"Coffee consumption seems to be somewhat correlated with a lower risk of developing Alzheimer's and Parkinson's disease," explains Dr. Donald Weaver, co-author of the Krembil Brain Institute. But we wanted to explore why it will happen, what compounds are involved, and how they can affect cognitive aging in relation to age, "Expansion.com said.
Dr. Weaver was assisted by Dr. Rossa Mancini, a medical doctor in medical chemistry, and biologist Yanfei Wang, to investigate three different kinds of coffee: light roast, dark roasted and decaffeinated dark brown.
"Uncooked dark brown and decaffeinated caffeine had the same potential in our initial experimental tests, so we noted from the outset that its protective effect can not be due to caffeine," he explains.
Subsequently, Dr.
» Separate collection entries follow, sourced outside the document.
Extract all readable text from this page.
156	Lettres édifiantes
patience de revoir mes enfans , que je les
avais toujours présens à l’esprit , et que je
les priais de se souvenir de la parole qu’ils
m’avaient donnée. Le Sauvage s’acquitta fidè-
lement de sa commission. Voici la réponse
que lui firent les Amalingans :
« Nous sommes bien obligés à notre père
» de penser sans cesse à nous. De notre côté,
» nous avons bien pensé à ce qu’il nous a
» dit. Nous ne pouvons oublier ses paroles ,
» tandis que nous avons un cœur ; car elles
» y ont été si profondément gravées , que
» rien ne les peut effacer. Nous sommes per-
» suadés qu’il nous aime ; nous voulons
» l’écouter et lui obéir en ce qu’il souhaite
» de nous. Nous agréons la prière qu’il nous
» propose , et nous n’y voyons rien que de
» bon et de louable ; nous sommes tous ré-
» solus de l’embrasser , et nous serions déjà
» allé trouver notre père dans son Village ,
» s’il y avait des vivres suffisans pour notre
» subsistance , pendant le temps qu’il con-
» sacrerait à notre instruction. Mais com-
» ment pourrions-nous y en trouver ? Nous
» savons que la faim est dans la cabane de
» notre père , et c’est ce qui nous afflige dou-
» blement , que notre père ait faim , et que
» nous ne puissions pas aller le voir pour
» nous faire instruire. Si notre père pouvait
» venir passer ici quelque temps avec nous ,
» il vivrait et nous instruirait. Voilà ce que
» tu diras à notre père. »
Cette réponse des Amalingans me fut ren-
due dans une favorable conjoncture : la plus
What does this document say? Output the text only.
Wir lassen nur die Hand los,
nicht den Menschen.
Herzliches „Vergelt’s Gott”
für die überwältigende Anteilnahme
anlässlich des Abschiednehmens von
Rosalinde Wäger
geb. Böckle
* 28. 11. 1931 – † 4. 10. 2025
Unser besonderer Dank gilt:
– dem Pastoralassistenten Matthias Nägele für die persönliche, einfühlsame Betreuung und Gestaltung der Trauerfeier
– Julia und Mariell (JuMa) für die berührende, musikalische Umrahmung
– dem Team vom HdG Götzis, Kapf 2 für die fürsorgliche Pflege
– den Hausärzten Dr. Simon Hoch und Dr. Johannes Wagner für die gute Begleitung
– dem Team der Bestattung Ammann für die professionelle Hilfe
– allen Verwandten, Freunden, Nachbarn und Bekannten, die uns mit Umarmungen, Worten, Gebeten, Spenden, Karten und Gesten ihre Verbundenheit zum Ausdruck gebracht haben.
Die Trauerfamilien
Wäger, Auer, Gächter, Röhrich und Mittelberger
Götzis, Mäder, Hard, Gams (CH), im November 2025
Mancini identified a group of compounds known as phenylindans that are produced as a result of the process of roasting coffee beans. Phenylindanas are unique because they are the only compound studied in a study that prevents the clustering of both amyloid beta and tau, two protein fragments common in Alzheimer's and Parkinson's disease.
"So the phenylindans are a double inhibitor, it's very interesting and we did not expect it." Dr. Weaver admits. Since coffee roasting produces higher amounts of phenylindane, dark roasting seems to be more protective than light roasting. "It's the first time anyone investigates how phenylalanine interacts with proteins responsible for Alzheimer's and Parkinson's disease," Dr. Mancini.
The next step would be to find out to what extent these compounds are beneficial and whether they have the ability to reach the bloodstream or to cross the blood-brain barrier. "
The fact that it is a natural component compared to a synthetic one is also a great advantage. Weaver. However, it admits that much more research is still needed before it can be translated into possible therapeutic options.
"What this study is doing is to make epidemiological evidence and show that coffee is actually a component that is beneficial for cognitive decline prevention." Interestingly, we suggest that coffee is a cure – definitely not, "he warns.